The lone glimmer of hope rests with a meeting today in New York featuring NHL commissioner Gary Bettman and players union head Bob Goodenow. The two men have not taken part in face-to-face discussions in almost two months.
But as long as the league continues to insist on a salary-cap structure as part of a new collective bargaining agreement, don't expect to see NHL hockey again until at least the fall.
From the moment the lockout began 19 weeks ago, the players have rejected any proposals involving cost certainty. It was the same story yesterday as the owners' latest offer was greeted with a definitive thumbs down by the union during a meeting in Newark, N.J.

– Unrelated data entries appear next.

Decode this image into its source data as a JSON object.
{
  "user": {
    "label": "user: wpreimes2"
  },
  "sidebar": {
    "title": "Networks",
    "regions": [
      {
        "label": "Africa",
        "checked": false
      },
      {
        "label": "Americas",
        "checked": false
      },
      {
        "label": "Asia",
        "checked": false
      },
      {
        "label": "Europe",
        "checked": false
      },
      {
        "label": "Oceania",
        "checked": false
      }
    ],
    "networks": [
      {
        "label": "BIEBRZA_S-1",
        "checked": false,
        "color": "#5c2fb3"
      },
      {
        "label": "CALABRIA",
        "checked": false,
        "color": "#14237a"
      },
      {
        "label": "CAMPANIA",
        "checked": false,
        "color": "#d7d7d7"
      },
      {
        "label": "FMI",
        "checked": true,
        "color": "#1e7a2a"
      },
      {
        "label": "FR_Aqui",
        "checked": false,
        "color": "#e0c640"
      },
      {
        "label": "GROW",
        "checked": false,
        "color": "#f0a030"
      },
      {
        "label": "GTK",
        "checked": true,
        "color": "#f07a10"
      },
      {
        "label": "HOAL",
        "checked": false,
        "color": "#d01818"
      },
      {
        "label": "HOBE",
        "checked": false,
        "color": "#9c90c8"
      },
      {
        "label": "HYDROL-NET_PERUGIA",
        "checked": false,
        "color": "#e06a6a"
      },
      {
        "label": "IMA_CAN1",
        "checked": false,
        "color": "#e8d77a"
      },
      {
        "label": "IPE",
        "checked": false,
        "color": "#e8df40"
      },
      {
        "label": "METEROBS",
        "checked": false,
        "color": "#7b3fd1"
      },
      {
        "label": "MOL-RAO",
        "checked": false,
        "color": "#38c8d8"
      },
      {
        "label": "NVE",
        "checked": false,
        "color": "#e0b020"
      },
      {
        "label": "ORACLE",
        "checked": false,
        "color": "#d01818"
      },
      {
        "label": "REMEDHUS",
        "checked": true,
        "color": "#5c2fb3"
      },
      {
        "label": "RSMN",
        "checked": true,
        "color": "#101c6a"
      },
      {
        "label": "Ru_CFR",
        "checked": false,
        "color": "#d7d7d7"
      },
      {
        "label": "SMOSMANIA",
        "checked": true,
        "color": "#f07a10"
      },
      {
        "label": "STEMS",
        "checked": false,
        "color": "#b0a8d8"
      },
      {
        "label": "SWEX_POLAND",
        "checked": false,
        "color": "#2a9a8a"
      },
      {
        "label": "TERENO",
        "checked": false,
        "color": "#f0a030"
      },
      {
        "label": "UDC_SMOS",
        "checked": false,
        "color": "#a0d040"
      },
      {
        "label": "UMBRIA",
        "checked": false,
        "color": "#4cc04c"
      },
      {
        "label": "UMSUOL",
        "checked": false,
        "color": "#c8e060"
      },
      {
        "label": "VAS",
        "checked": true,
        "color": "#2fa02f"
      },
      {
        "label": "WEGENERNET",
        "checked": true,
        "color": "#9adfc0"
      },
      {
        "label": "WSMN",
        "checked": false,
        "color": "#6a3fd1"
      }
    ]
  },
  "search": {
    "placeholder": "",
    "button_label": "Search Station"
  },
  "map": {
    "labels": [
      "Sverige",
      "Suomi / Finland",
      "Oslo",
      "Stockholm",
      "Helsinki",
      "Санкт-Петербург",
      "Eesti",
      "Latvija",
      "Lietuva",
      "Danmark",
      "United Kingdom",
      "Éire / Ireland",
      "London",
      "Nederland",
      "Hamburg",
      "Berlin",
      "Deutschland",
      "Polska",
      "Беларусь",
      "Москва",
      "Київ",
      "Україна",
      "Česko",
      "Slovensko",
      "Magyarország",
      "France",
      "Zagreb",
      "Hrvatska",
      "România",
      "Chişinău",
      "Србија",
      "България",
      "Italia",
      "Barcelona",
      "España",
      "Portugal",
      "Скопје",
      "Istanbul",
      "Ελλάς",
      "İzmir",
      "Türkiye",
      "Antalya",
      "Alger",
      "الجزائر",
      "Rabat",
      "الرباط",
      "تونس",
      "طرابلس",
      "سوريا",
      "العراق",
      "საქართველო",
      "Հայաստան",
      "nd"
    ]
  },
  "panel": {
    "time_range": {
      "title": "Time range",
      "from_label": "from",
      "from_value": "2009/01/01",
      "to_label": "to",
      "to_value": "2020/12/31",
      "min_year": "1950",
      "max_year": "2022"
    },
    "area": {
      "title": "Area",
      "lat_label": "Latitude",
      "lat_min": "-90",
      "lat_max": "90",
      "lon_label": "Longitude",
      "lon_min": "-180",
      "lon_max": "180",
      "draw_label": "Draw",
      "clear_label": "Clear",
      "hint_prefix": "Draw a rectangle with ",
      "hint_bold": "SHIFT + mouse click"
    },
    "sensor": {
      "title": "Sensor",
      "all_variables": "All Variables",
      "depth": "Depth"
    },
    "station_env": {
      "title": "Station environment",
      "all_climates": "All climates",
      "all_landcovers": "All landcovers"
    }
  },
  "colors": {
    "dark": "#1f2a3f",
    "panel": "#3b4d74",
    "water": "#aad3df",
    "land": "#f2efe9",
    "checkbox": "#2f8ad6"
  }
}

Asked if the league's proposal featured more bells and whistles than actual substance, NHL players association senior director Ted Saskin came up with the following analogy.
"Do you want to buy a house in a swamp and then hang some nice curtains on it?" Saskin said. "Well, the salary cap is the swamp."
"It's better to be optimistic than pessimistic," Saskin said. "But there is nothing in their approach of the past few years that leaves me optimistic."
The inclusion of Goodenow and Bettman was made at the union's request. Goodenow, Saskin and an outside counsel will represent the players; Bettman, Daly and an outside counsel will speak for the league.
"I would hope that as an outcome of (today) we will continue talks on a continual basis," Daly said. "I am concerned in any prolonged gap in the negotiations at this point."
Don't bet on a resolution, however.
OFFER TO COME BACK?
In fact, rather than submit a counter-proposal to the owners today, there is speculation that Goodenow will instead reintroduce the players' offer of Dec. 9, one that included a 24% across-the-board rollback in player salaries. It is believed that Goodenow will attempt to explain to Bettman and Co. how such a system would address the league's concerns.
But if the league rejected that same proposal seven weeks ago, why would it go for it now?
"Sure they might be meeting again (today) but they still have a lot of ground to cover," Maple Leafs' player rep Bryan McCabe said last night from his Long Island home.